Our internal soundtracks can be irreverent sometimes. As I read this familiar passage, a Dionne Warwick song started up in my head. It was that thing about “Jesus looked at him with love” that did it. Here we have a man who’s come to Jesus asking “What must I do to inherit eternal life?” After establishing that he knows and keeps the commandments:
Jesus, looking at him, loved him and said, ‘You lack one thing; go, sell what you own, and give the money to the poor, and you will have treasure in heaven; then come, follow me.’
The man is shocked and dismayed by this message – as most of us would be. But it’s not given in a vacuum. It is a message grounded in great love, delivered to someone who is already close to God. If only the love had rung louder for him than the audacity of the demand. But all the love in the world cannot redirect us if we cannot let it in, and for whatever reason, that man’s love for his wealth and goods, and maybe the security they afforded him, blocked out the love Jesus directed to him.
What keeps God’s great love from infiltrating and transforming our interior landscapes? Sometimes it is blocked by alternate messages we’ve received from the world, family, school, careers, or by a self-sufficiency which comes hardwired in members of deeply individualistic cultures. The lure of worldly success and short-term gain can also impede the flow of that love to us.

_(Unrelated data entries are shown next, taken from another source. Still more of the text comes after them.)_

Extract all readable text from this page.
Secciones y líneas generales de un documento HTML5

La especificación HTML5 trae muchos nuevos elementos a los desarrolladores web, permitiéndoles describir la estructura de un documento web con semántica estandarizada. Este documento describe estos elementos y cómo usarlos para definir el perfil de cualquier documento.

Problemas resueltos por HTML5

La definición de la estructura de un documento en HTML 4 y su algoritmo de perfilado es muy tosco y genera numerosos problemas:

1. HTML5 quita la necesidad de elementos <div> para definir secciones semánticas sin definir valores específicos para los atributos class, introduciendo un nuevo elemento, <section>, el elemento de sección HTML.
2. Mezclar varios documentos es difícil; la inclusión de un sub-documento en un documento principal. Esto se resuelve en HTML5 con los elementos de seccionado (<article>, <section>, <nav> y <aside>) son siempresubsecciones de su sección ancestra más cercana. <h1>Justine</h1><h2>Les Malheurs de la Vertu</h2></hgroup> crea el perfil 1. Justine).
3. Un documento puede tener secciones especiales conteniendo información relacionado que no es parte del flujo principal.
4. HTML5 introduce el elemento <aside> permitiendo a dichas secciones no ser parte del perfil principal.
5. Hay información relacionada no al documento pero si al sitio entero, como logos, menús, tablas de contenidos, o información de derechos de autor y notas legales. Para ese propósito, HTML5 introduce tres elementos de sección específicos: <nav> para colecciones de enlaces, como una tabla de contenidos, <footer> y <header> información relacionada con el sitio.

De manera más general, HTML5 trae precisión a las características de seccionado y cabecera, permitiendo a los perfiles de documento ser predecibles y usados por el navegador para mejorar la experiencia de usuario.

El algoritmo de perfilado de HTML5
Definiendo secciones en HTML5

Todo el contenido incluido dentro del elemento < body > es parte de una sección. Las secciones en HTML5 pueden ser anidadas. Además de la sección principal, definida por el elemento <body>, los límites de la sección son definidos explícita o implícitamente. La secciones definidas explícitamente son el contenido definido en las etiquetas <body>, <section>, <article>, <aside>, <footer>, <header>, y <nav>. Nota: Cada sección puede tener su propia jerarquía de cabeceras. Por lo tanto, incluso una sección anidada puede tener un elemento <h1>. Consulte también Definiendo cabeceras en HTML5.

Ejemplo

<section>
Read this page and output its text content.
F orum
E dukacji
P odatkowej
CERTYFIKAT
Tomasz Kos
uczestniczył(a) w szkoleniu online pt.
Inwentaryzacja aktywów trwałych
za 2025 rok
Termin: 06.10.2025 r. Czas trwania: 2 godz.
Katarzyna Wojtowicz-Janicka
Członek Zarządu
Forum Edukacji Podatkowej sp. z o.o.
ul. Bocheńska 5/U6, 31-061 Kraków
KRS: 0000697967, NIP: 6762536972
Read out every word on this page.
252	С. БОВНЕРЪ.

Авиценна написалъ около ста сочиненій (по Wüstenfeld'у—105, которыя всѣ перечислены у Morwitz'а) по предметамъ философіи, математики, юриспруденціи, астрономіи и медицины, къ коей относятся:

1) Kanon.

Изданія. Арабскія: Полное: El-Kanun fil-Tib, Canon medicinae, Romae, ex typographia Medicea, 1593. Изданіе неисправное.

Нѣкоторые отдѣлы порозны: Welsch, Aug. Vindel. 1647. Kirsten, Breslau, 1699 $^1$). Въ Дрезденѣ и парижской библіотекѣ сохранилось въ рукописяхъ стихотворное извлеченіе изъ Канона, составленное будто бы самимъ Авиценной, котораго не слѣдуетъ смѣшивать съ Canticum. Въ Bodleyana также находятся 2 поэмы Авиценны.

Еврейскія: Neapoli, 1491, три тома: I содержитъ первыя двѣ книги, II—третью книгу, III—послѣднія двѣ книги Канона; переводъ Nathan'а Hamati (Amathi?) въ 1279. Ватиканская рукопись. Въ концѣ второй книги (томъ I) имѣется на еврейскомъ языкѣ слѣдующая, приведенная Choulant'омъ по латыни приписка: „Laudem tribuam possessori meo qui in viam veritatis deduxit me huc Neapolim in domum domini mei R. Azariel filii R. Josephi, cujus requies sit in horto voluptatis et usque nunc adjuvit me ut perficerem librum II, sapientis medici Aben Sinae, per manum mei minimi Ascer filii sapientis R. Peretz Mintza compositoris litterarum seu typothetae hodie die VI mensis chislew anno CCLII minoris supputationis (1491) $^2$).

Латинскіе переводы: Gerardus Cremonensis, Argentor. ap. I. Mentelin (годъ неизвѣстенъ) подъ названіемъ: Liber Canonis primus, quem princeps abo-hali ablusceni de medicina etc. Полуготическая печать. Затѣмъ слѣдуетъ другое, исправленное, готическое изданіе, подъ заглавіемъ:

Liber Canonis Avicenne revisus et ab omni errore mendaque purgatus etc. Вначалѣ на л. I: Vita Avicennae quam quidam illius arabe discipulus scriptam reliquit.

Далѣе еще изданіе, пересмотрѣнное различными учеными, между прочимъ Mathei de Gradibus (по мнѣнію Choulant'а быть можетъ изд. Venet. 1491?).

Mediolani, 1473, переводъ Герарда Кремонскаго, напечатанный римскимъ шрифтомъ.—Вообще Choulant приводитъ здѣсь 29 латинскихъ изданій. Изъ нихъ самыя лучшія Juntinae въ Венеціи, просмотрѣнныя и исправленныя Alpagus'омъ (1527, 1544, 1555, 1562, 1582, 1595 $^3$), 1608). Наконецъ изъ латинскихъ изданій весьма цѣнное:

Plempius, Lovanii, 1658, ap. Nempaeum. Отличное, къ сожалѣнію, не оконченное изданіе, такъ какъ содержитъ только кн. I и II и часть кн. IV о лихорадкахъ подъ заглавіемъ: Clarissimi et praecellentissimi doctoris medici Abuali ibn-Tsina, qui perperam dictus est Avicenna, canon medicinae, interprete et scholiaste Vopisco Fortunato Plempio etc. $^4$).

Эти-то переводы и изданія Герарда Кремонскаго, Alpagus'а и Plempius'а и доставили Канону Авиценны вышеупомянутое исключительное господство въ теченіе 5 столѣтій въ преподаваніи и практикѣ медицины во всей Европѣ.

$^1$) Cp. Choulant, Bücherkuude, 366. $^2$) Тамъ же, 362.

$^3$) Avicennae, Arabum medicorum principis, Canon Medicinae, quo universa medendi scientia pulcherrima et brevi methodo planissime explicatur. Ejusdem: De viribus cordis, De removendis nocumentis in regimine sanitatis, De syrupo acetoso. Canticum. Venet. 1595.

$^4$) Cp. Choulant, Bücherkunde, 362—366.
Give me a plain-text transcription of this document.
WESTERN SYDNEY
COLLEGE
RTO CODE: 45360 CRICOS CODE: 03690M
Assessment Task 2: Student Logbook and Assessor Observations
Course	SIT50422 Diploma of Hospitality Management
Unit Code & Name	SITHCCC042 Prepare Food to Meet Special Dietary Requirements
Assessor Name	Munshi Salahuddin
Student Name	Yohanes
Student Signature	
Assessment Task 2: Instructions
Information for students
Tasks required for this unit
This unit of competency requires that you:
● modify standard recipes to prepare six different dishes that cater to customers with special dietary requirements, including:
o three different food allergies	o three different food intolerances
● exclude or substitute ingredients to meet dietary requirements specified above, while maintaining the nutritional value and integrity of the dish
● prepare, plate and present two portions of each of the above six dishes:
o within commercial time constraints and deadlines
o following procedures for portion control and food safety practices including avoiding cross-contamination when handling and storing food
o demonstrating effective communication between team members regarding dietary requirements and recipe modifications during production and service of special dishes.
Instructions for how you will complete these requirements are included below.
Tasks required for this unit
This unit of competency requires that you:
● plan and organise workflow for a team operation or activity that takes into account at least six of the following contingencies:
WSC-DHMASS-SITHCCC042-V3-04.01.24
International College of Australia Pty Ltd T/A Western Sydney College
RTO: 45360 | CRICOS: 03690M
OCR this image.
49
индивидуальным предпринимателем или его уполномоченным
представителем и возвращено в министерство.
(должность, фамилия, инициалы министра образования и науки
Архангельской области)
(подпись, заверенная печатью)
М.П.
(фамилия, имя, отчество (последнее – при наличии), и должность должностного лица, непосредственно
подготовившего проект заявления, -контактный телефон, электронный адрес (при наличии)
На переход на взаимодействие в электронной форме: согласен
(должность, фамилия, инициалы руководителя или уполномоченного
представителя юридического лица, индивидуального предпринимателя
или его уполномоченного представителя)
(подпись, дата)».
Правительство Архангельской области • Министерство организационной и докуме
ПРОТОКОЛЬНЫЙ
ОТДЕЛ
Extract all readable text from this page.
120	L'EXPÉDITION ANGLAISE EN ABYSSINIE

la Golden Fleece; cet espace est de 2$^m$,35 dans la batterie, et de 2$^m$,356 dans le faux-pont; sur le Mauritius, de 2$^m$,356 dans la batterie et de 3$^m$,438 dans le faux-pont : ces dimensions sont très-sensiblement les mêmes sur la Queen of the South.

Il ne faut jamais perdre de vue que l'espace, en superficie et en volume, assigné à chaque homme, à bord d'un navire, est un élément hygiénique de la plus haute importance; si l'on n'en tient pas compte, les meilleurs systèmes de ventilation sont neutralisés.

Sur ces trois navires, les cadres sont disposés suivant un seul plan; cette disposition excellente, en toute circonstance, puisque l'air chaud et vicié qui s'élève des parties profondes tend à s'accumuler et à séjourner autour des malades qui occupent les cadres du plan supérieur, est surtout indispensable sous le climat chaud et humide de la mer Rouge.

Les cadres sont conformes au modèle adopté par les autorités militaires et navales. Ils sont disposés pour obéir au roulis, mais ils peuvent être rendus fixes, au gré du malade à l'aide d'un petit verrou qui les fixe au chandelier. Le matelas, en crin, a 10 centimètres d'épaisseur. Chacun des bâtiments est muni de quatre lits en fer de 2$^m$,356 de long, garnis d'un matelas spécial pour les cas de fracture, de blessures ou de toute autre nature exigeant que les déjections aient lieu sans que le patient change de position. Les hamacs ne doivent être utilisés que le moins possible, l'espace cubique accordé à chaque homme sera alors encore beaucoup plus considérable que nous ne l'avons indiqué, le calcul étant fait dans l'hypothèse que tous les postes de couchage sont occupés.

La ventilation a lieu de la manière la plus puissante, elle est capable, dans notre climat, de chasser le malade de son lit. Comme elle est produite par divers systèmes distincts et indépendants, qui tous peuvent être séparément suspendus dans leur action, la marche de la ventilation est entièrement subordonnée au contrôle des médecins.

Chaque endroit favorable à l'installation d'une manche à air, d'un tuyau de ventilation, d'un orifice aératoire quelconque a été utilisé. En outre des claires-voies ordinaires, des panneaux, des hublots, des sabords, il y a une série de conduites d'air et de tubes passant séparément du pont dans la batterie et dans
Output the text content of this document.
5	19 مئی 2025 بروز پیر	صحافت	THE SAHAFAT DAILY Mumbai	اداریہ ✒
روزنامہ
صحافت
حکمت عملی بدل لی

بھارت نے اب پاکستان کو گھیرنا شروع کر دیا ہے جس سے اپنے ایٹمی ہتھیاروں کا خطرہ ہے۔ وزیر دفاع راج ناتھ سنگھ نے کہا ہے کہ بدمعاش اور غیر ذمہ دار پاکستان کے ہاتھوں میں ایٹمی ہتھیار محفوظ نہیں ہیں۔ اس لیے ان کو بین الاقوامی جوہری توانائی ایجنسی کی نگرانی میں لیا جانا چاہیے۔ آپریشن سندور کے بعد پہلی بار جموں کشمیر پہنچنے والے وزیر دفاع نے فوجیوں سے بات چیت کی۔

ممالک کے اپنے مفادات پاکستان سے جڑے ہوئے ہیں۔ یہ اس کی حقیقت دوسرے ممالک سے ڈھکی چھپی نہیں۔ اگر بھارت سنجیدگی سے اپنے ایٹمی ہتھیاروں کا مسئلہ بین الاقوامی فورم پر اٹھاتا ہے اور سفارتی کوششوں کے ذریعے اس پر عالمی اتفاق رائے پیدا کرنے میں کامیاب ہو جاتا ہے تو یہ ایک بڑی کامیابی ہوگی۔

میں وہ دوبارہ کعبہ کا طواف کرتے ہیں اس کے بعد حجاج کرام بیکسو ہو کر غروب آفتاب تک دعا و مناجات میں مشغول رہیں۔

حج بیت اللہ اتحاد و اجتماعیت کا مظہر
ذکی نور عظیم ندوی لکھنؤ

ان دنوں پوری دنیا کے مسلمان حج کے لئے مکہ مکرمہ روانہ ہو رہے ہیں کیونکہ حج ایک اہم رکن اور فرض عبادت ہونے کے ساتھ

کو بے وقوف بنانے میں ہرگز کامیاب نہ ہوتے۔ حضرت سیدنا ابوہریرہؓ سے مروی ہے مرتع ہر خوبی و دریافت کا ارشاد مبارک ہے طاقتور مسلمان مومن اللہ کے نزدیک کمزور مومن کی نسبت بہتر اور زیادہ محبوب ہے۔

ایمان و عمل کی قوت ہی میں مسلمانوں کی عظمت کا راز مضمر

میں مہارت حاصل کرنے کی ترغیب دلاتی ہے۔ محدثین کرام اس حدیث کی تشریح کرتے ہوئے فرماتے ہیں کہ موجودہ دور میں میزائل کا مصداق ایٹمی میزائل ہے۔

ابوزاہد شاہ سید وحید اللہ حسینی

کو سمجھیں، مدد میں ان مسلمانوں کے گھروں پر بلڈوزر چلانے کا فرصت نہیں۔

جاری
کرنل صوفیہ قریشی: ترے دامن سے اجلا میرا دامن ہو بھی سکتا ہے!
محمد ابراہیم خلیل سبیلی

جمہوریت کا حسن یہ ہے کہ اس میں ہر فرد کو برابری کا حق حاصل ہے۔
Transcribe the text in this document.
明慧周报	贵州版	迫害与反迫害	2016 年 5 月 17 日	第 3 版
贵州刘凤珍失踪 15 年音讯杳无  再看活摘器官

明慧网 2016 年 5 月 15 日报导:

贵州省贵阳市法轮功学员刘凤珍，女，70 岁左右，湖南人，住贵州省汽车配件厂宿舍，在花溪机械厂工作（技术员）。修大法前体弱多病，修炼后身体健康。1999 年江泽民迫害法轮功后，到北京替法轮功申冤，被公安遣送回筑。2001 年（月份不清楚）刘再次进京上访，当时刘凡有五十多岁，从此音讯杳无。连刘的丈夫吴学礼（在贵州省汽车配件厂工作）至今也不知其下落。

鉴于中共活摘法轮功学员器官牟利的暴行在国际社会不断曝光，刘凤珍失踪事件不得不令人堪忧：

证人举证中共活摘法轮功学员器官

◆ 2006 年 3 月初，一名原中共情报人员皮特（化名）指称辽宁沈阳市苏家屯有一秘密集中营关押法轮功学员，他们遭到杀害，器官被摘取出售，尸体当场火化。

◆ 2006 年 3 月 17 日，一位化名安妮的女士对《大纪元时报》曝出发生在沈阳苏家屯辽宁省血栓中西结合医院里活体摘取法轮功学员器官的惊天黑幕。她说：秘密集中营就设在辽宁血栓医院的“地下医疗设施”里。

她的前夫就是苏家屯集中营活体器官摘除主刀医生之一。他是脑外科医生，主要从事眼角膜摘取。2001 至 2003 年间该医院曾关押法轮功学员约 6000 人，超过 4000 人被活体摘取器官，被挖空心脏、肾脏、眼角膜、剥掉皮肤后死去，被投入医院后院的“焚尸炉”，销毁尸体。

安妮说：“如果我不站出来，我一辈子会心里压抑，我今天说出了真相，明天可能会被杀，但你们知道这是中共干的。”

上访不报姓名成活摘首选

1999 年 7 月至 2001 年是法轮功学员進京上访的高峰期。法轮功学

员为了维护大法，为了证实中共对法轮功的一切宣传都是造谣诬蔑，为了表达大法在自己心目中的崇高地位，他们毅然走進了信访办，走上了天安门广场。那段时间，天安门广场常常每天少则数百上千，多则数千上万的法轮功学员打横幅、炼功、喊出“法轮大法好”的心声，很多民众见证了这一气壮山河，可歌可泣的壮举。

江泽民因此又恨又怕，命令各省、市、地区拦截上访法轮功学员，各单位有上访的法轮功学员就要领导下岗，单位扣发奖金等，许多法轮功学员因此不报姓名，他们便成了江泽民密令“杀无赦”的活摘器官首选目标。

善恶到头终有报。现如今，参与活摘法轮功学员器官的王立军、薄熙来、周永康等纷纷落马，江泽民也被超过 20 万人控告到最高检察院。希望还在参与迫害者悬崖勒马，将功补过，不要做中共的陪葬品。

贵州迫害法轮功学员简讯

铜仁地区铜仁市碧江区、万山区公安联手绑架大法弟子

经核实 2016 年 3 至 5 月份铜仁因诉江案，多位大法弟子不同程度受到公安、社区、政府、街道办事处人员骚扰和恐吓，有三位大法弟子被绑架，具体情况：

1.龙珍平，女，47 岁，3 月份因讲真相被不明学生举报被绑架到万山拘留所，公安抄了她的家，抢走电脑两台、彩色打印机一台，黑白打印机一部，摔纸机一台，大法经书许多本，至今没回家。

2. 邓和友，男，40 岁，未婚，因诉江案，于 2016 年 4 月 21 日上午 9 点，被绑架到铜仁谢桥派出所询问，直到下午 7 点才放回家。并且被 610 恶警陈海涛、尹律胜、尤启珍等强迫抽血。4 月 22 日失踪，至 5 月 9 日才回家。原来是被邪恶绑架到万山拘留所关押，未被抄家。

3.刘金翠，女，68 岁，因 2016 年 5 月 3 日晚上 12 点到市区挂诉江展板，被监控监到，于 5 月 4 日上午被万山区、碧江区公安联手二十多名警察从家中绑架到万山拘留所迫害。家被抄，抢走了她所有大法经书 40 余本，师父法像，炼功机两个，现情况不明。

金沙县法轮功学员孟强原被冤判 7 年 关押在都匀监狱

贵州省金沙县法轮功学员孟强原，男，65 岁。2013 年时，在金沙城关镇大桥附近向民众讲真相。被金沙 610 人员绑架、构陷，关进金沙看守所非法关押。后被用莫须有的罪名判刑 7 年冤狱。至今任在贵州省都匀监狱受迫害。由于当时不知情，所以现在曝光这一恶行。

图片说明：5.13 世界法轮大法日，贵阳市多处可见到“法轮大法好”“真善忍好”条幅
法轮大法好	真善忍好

And what can help us to lower our barriers and let it in? Sometimes we need to see how short that short-term gain really is before we’re ready to open ourselves up to something deeper, less immediately accessible. And sometimes it is because someone comes along and insists on loving us despite our barriers. Jesus invited that man to part from all his wealth and success and follow him so he could offer him transformative love in relationship. That’s the offer he makes us, too – the invitation to follow and draw near, love and be loved in a way that changes us.
Would it be easier if Jesus was standing right in front of us and we could feel his gaze of love? Maybe Jesus sends representatives to bear his love to us, and we’re missing the offer. We cannot fail to miss the needs around us – that can be another way God invites us to release our grip on our wealth and supposed security. But only out of love. In love.
The gospel writers never tell us what became of this man. Did he reconsider Jesus’ offer and take him up on it at a later time? Did it change his relationship to his wealth and power? I imagine that could only happen if he was able to take in the love Jesus offered him in that look. Only that look of love can change our hearts. Only that love can change the world. It already has.